Percakapan ini akan selalu diteruskan. Kepada lain orang yang sama-sama sedang butuh teman. Ada Si Gadis Sepi di sini. Barangkali, diantara kalian ada yang berminat menghiburnya dengan puisi. Bagi orang yang dikutuk sepi macam begini, puisi tak perlu indah atau menyayat hati. Hanya sesuatu yang bisa sekadar mengisi. Kawan, tak bosan menanti denting kata dan puisi terkirimkan untuk kami.

catatan:
Perkenalkan, Pria Sepi ini tampaknya sedang mencoba menjadi penyair. Meskipun, hanya bisa terilhami dan merangkai kata ketika merasa sepi. Karya hasil kolaborasinya dengan Gadis Sepi ini bisa dibilang merupakan karya perdana. Pria berinisial A asal Kota Ngawi ini sedang gencar mengejar pujaan hati yang tak tahu masih berlari kemana. Sedangkan gadis yang dicintainya sejak es em a itu masih saja enggan menjawab harapannya. Aktifitasnya saat ini masih menjadi mahasiswa di sebuah perguruan tinggi di Kota M. Anggota Laskar Senja ini masih aktif nongkrong di angkringan, bercakap soal cinta dan hidup. Meski sayang, intensitas pertemuannya semakin jarang karena kesibukan masing-masing. Kita nantikan saja karya-karya selanjutnya dari Sang Pria Sepi.

Beberapa malam berikutnya.....
Seorang teman (HD) mengirimkan pesan,
“Bila aku tidak menyukai kehidupanku, siapakah yang harus aku salahkan tentang semua ini? Apakah aku harus menyalahkan ibuku, karena telah melahirkanku sebagai anaknya. Atau aku harus menyalahkan Sesuatu yang tak memberiku kepandaian agar aku dapat menang dalam berperang dengan kehidupan. Atau diriku hanya orang bodoh yang menanyakan hal yang bodoh. Mungkin ini hanya pemikiran khilaf sesaat, dimana setan sedang menghampiri hati yang sesat.”

Gadis Sepi pun menjawab,
“Pun halnya aku sempat berpikir sesat.
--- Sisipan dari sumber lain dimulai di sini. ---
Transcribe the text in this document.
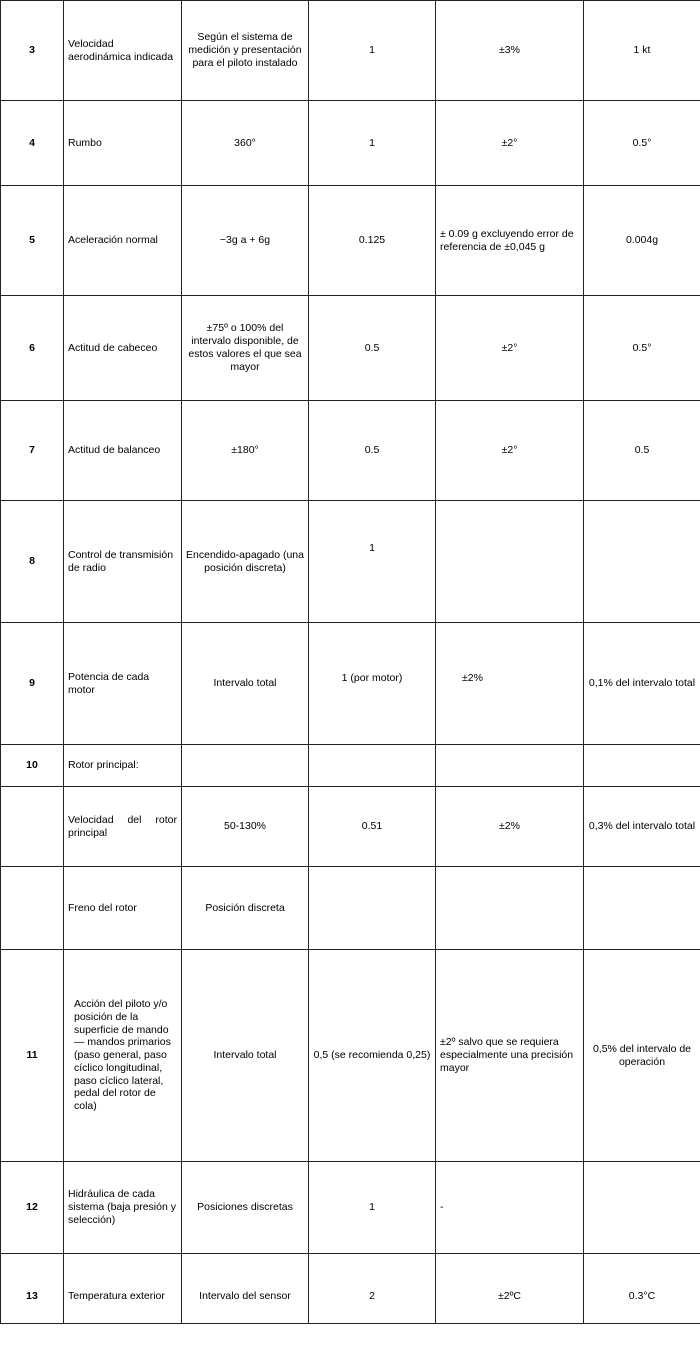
3	Velocidad aerodinámica indicada	Según el sistema de medición y presentación para el piloto instalado	1	±3%	1 kt
4	Rumbo	360°	1	±2°	0.5°
5	Aceleración normal	−3g a + 6g	0.125	± 0.09 g excluyendo error de referencia de ±0,045 g	0.004g
6	Actitud de cabeceo	±75º o 100% del intervalo disponible, de estos valores el que sea mayor	0.5	±2°	0.5°
7	Actitud de balanceo	±180°	0.5	±2°	0.5
8	Control de transmisión de radio	Encendido-apagado (una posición discreta)	1		
9	Potencia de cada motor	Intervalo total	1 (por motor)	±2%	0,1% del intervalo total
10	Rotor principal:				
	Velocidad del rotor principal	50-130%	0.51	±2%	0,3% del intervalo total
	Freno del rotor	Posición discreta			
11	Acción del piloto y/o posición de la superficie de mando — mandos primarios (paso general, paso cíclico longitudinal, paso cíclico lateral, pedal del rotor de cola)	Intervalo total	0,5 (se recomienda 0,25)	±2º salvo que se requiera especialmente una precisión mayor	0,5% del intervalo de operación
12	Hidráulica de cada sistema (baja presión y selección)	Posiciones discretas	1	-	
13	Temperatura exterior	Intervalo del sensor	2	±2ºC	0.3°C
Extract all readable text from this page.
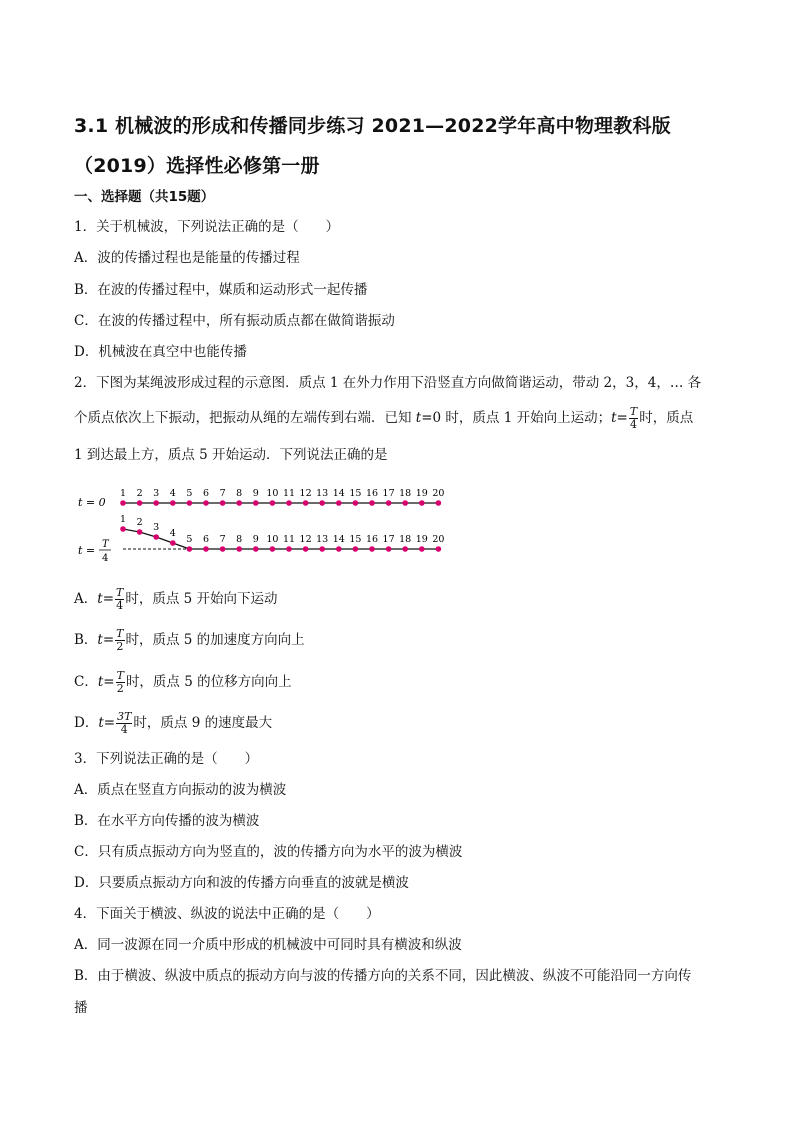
3.1 机械波的形成和传播同步练习 2021—2022学年高中物理教科版

（2019）选择性必修第一册
一、选择题（共15题）
1．关于机械波，下列说法正确的是（　　）
A．波的传播过程也是能量的传播过程
B．在波的传播过程中，媒质和运动形式一起传播
C．在波的传播过程中，所有振动质点都在做简谐振动
D．机械波在真空中也能传播
2．下图为某绳波形成过程的示意图．质点 1 在外力作用下沿竖直方向做简谐运动，带动 2，3，4，… 各
个质点依次上下振动，把振动从绳的左端传到右端．已知 t=0 时，质点 1 开始向上运动；$t= \frac{T}{4}$ 时，质点
1 到达最上方，质点 5 开始运动．下列说法正确的是
t = 0
t = T
4
1 2 3 4 5 6 7 8 9 10 11 12 13 14 15 16 17 18 19 20
1 2 3
4
5 6 7 8 9 10 11 12 13 14 15 16 17 18 19 20
A．$t= \frac{T}{4}$ 时，质点 5 开始向下运动
B．$t= \frac{T}{2}$ 时，质点 5 的加速度方向向上
C．$t= \frac{T}{2}$ 时，质点 5 的位移方向向上
D．$t= \frac{3T}{4}$ 时，质点 9 的速度最大
3．下列说法正确的是（　　）
A．质点在竖直方向振动的波为横波
B．在水平方向传播的波为横波
C．只有质点振动方向为竖直的，波的传播方向为水平的波为横波
D．只要质点振动方向和波的传播方向垂直的波就是横波
4．下面关于横波、纵波的说法中正确的是（　　）
A．同一波源在同一介质中形成的机械波中可同时具有横波和纵波
B．由于横波、纵波中质点的振动方向与波的传播方向的关系不同，因此横波、纵波不可能沿同一方向传
播
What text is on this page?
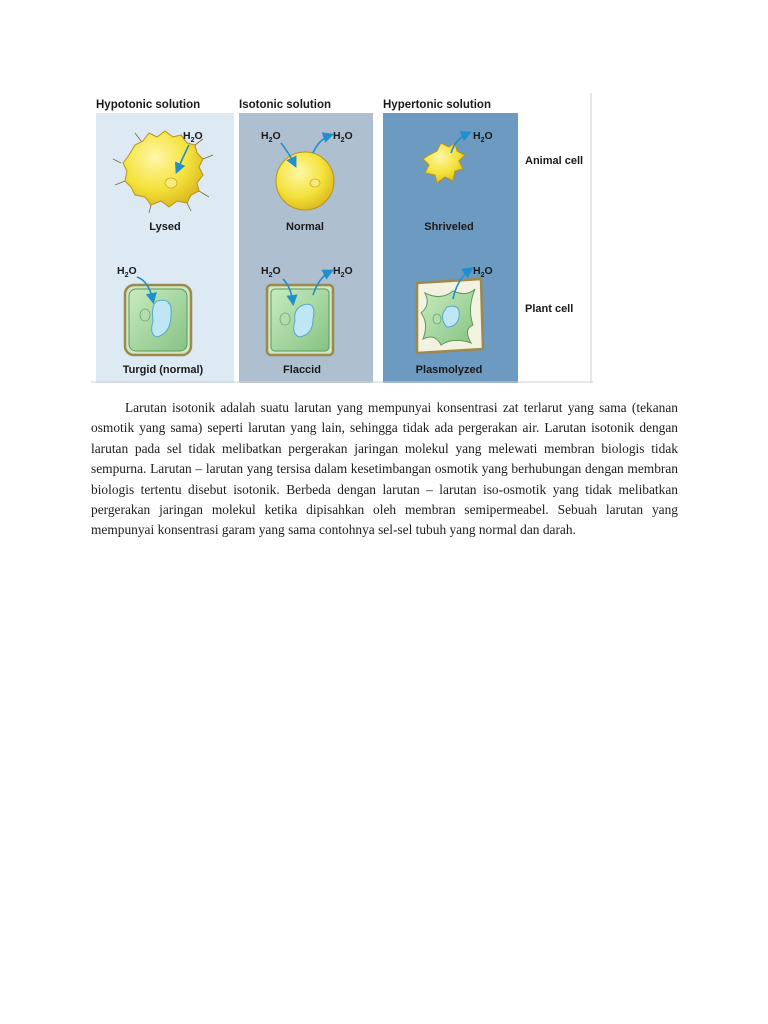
Hypotonic solution	Isotonic solution	Hypertonic solution
Animal cell
Plant cell
$H_2O$
Lysed
$H_2O$	$H_2O$
Normal
$H_2O$
Shriveled
$H_2O$
Turgid (normal)
$H_2O$	$H_2O$
Flaccid
$H_2O$
Plasmolyzed

Larutan isotonik adalah suatu larutan yang mempunyai konsentrasi zat terlarut yang sama (tekanan osmotik yang sama) seperti larutan yang lain, sehingga tidak ada pergerakan air. Larutan isotonik dengan larutan pada sel tidak melibatkan pergerakan jaringan molekul yang melewati membran biologis tidak sempurna. Larutan – larutan yang tersisa dalam kesetimbangan osmotik yang berhubungan dengan membran biologis tertentu disebut isotonik. Berbeda dengan larutan – larutan iso-osmotik yang tidak melibatkan pergerakan jaringan molekul ketika dipisahkan oleh membran semipermeabel. Sebuah larutan yang mempunyai konsentrasi garam yang sama contohnya sel-sel tubuh yang normal dan darah.
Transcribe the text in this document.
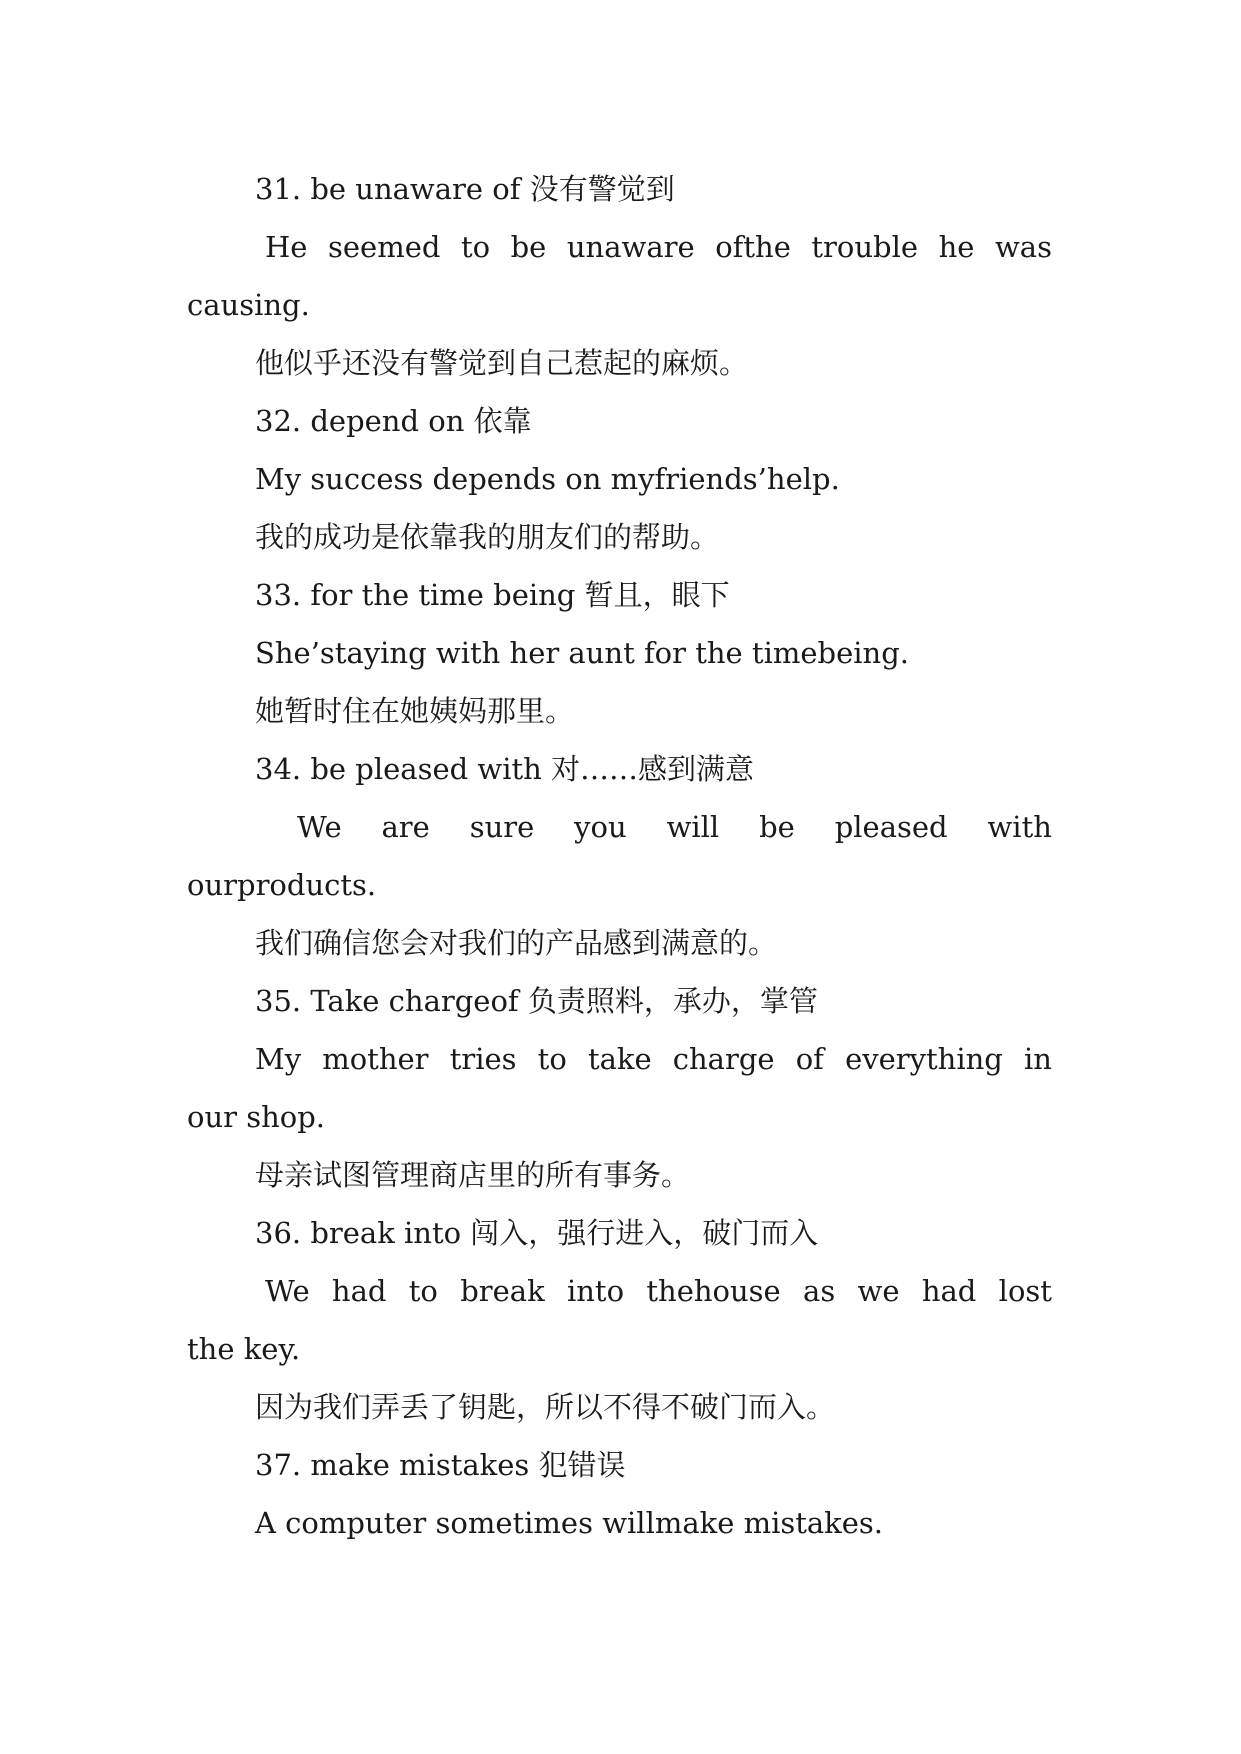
31. be unaware of 没有警觉到
He seemed to be unaware ofthe trouble he was
causing.
他似乎还没有警觉到自己惹起的麻烦。
32. depend on 依靠
My success depends on myfriends’help.
我的成功是依靠我的朋友们的帮助。
33. for the time being 暂且，眼下
She’staying with her aunt for the timebeing.
她暂时住在她姨妈那里。
34. be pleased with 对……感到满意
We are sure you will be pleased with
ourproducts.
我们确信您会对我们的产品感到满意的。
35. Take chargeof 负责照料，承办，掌管
My mother tries to take charge of everything in
our shop.
母亲试图管理商店里的所有事务。
36. break into 闯入，强行进入，破门而入
We had to break into thehouse as we had lost
the key.
因为我们弄丢了钥匙，所以不得不破门而入。
37. make mistakes 犯错误
A computer sometimes willmake mistakes.
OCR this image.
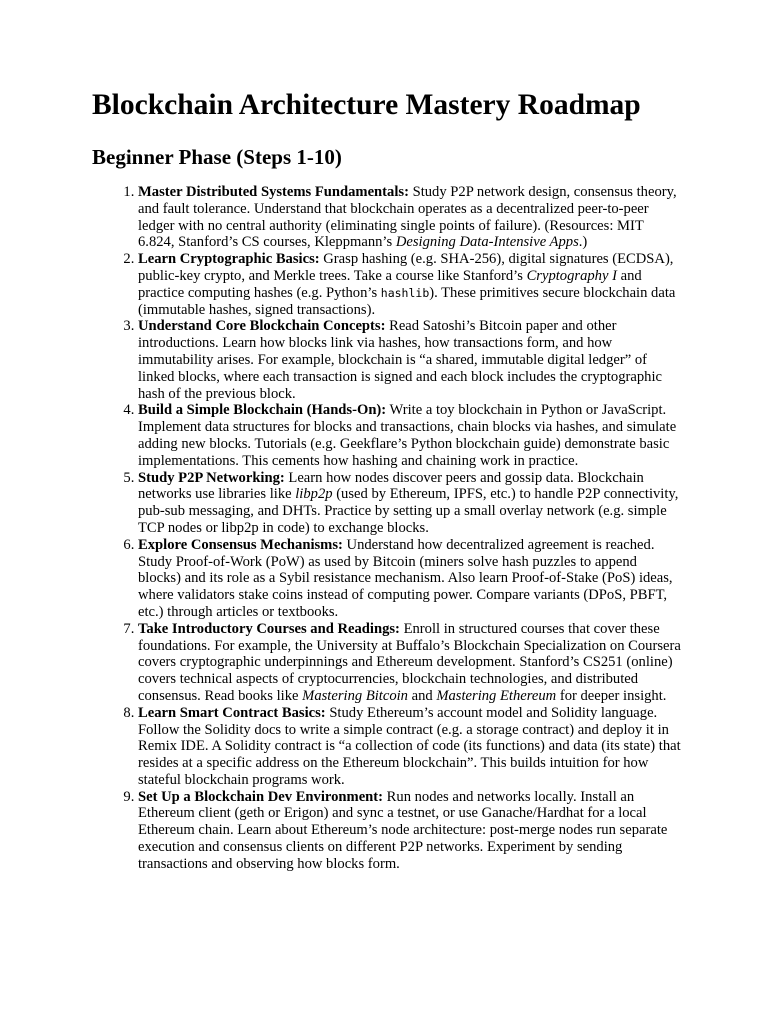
Blockchain Architecture Mastery Roadmap
Beginner Phase (Steps 1-10)
1. Master Distributed Systems Fundamentals: Study P2P network design, consensus theory, and fault tolerance. Understand that blockchain operates as a decentralized peer-to-peer ledger with no central authority (eliminating single points of failure). (Resources: MIT 6.824, Stanford’s CS courses, Kleppmann’s Designing Data-Intensive Apps.)
2. Learn Cryptographic Basics: Grasp hashing (e.g. SHA-256), digital signatures (ECDSA), public-key crypto, and Merkle trees. Take a course like Stanford’s Cryptography I and practice computing hashes (e.g. Python’s hashlib). These primitives secure blockchain data (immutable hashes, signed transactions).
3. Understand Core Blockchain Concepts: Read Satoshi’s Bitcoin paper and other introductions. Learn how blocks link via hashes, how transactions form, and how immutability arises. For example, blockchain is “a shared, immutable digital ledger” of linked blocks, where each transaction is signed and each block includes the cryptographic hash of the previous block.
4. Build a Simple Blockchain (Hands-On): Write a toy blockchain in Python or JavaScript. Implement data structures for blocks and transactions, chain blocks via hashes, and simulate adding new blocks. Tutorials (e.g. Geekflare’s Python blockchain guide) demonstrate basic implementations. This cements how hashing and chaining work in practice.
5. Study P2P Networking: Learn how nodes discover peers and gossip data. Blockchain networks use libraries like libp2p (used by Ethereum, IPFS, etc.) to handle P2P connectivity, pub-sub messaging, and DHTs. Practice by setting up a small overlay network (e.g. simple TCP nodes or libp2p in code) to exchange blocks.
6. Explore Consensus Mechanisms: Understand how decentralized agreement is reached. Study Proof-of-Work (PoW) as used by Bitcoin (miners solve hash puzzles to append blocks) and its role as a Sybil resistance mechanism. Also learn Proof-of-Stake (PoS) ideas, where validators stake coins instead of computing power. Compare variants (DPoS, PBFT, etc.) through articles or textbooks.
7. Take Introductory Courses and Readings: Enroll in structured courses that cover these foundations. For example, the University at Buffalo’s Blockchain Specialization on Coursera covers cryptographic underpinnings and Ethereum development. Stanford’s CS251 (online) covers technical aspects of cryptocurrencies, blockchain technologies, and distributed consensus. Read books like Mastering Bitcoin and Mastering Ethereum for deeper insight.
8. Learn Smart Contract Basics: Study Ethereum’s account model and Solidity language. Follow the Solidity docs to write a simple contract (e.g. a storage contract) and deploy it in Remix IDE. A Solidity contract is “a collection of code (its functions) and data (its state) that resides at a specific address on the Ethereum blockchain”. This builds intuition for how stateful blockchain programs work.
9. Set Up a Blockchain Dev Environment: Run nodes and networks locally. Install an Ethereum client (geth or Erigon) and sync a testnet, or use Ganache/Hardhat for a local Ethereum chain. Learn about Ethereum’s node architecture: post-merge nodes run separate execution and consensus clients on different P2P networks. Experiment by sending transactions and observing how blocks form.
Tapi akupun tak bisa menyalahkan siapapun. Ini hidup seperti mimpi. Siapa yang bisa menyalahkan mimpi. Hah, memang susah mengalahkan diri sendiri. Yang sesat, yang selalu terikat dengan keinginan-keinginan, yang tak bisa lepas dari lekat nafsu, yang selalu ingin memburu. Tak pernah ada yang salah. Bukankah salah pun bagian dari yang benar? Sebagian diri kita memang diciptakan untuk menjadi hitam. Tak pernah ada yang salah. Berbuat, bersyukur, nrima, pasrah dan nikmatilah.”

Dan Pria Sepi pun ikut menjawab,
“Hidup itu aneh tapi nyata, gak ada yang gak mungkin. Hidup itu misteri dan kejutan. Jadi, misteri kehidupan akan lebih mengejutkan.”

Demikianlah setiap pesan memaknai kehidupan. Seperti inilah kekuatan kata-kata yang dituliskan. Tak akan sampai bila hanya dengan lisan. Dan beginilah kami biasa mengeja malam.